Fatih Oktay

Çin’in ihracatı ülkenin piyasa ekonomisine geçişinin başladığı 1978 yılında 10 milyar doları bulmuyordu; bundan 40 yıl sonra 2018 yılında ise mal ihracatının tutarı 2.5 trilyon ABD dolarına ulaşmıştı.

Bu büyük artışta ihracatın doğrudan desteklenmesinin önemli bir rolü bulunmuyor. İhracatı desteklemek için tüm dünyada kullanılan vergi iadeleri konusunda Çin’de devlet pek cömert davranmıyor; bu açıdan ülke ihracatçıları birçok diğer ülkeye göre dezavantajlı konumda bulunuyor. Çin’de ihracat için dolaylı destekler daha büyük önem taşıyor.

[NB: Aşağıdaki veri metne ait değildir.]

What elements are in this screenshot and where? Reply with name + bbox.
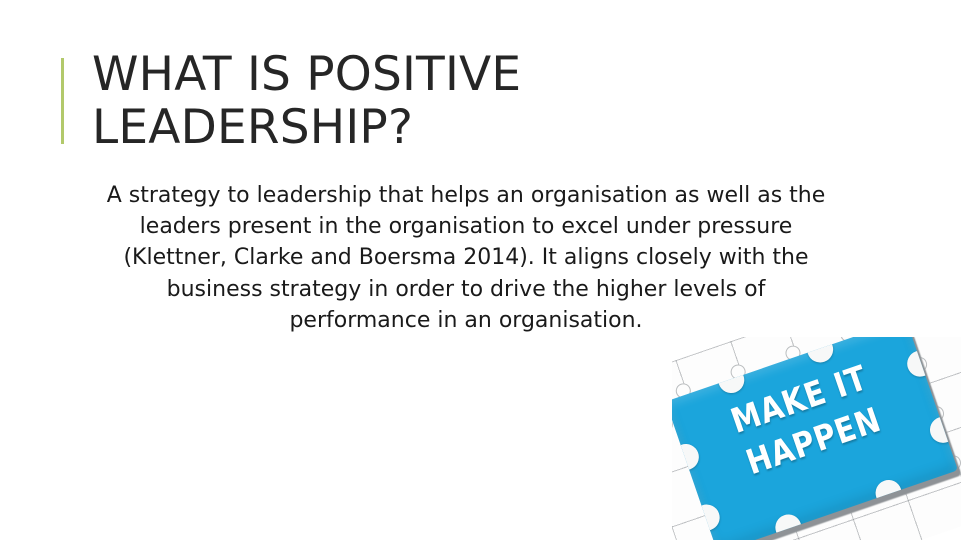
make-it-happen-puzzle-image: MAKE IT HAPPEN bbox=[672, 337, 961, 540]
slide-body-text: A strategy to leadership that helps an o… bbox=[98, 180, 834, 336]
title-accent-bar bbox=[61, 58, 64, 144]
slide-title-block: What is Positive Leadership? bbox=[61, 48, 781, 158]
page-title: What is Positive Leadership? bbox=[92, 48, 782, 154]
presentation-slide: What is Positive Leadership? A strategy … bbox=[0, 0, 961, 540]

Piyasa ekonomisine geçişin ilk dönemlerinde ihracatın en büyük desteği ucuz işgücü idi. İşgücü nasıl ucuz olmasındı? Ülkede kişi başına ortalama gelir yıllık 150 dolar dolayındaydı ve nüfus hızla artıyordu. Ancak bir yandan nüfus dinamiklerindeki değişim, bir yandan kişi başına gelir düzeyinin büyük bir hızla yükselmesi, bir yandan da devletin asgari ücretleri 2000’lerin ortalarından başlayarak istikrarlı biçimde enflasyonun çok üzerinde artırması, bu desteği büyük ölçüde ortadan kaldırdı. Bugün Çin’de ortalama işçi ücretleri Türkiye’nin üzerinde.

DÖVİZ KURU SİSTEMİ

Ülkenin ihracatını döviz kurları da destekliyordu. Merkez bankası 1990’ların ortalarından başlayarak Çin’in parası RMB’nin değer kazanmasına, ülke mallarının yurtdışında daha pahalı hale gelerek ihracatın olumsuz etkilenmemesi için engel oluyordu. Ülke dış ticareti düzenli olarak fazla veriyordu, bu da RMB’nin üzerinde değerlenme baskısı oluşturuyordu. Ancak bir yandan ülkenin kurlardaki günlük değişim miktarını sınırlayan döviz kuru sistemi, bir yandan da merkez bankasının sürekli olarak piyasadaki döviz fazlasını satın alması, RMB’nin dolara karşı değerinin 2005’e kadar sabit tutulmasını sağlamıştı. Bu tarihten sonra başta ABD olmak üzere diğer ülkelerin baskısıyla ülke yönetimi ayağını frenden hafifçe kaldırarak RMB’nin yavaşça değerlenmesinin yolunu açtı. 2010’ların ortalarına gelindiğinde RMB artık piyasa değerine ulaşmış durumdaydı; kurlar artık ülke ihracatı için önemli bir destek oluşturmuyordu.

TEKNOLOJİ YATIRIMLARI

Ülkede ihracatın belki de en büyük desteğini genel olarak üretime yapılan destekler oluşturuyor, bunlar doğal olarak ihracata da destek anlamına geliyor. Ülkede piyasa ekonomisine geçişin ilk yıllarından başlayarak şirketlere devlet kontrolündeki finansal sistem aracılığı ile ucuz finansman aktarılıyor, bunun yanında düşük fiyatlarla arazi ve üretim altyapısı, enerji sağlanıyordu. Ana sanayilere yapılan büyük boyutlu yatırımlarla şirketlerin demir-çelik ve kimyasallar gibi temel girdileri yurt içinden ve düşük fiyatlarla temin etmesi sağlanmıştı. Bunlar üretim maliyetlerini düşürerek ihracatçılara rekabet avantajı sağlıyordu. Bütün bunlar günümüzde de geçerli ama artık eski düzeylerinde değil. Finansal sistemin serbestleşmesi yönündeki gelişmeler çerçevesinde devlet kredi maliyetlerini eskisi gibi dikte etmiyor, şirketlere sağlanan enerji ve hammadde fiyatlarında piyasanın rolü giderek artıyor, tüketimi ülke ekonomisinin motoru yapma çabası doğrultusunda kaynak dağılım politikalarında ibre şirketlerden bireylere doğru kayıyor.

Ancak bir konudaki destek azalmıyor, giderek artıyor. Devlet bilim ve teknolojiye yatırımlarını ve şirketlerin Ar-Ge faaliyetlerine desteğini giderek arttırıyor. Bu, eski malları daha ucuza satma yoluyla değil, yüksek katma değerli yeni mallarla rekabet etme olanağı sağlayarak ihracat için en kalıcı ve etkili desteği oluşturuyor. Çin’in ihracatında 5G iletişim sistemlerinden akıllı cep telefonları ve sanayi drone’larına, fiyatı yanında özellikleriyle rekabet eden ürünlerin ağırlığı artıyor.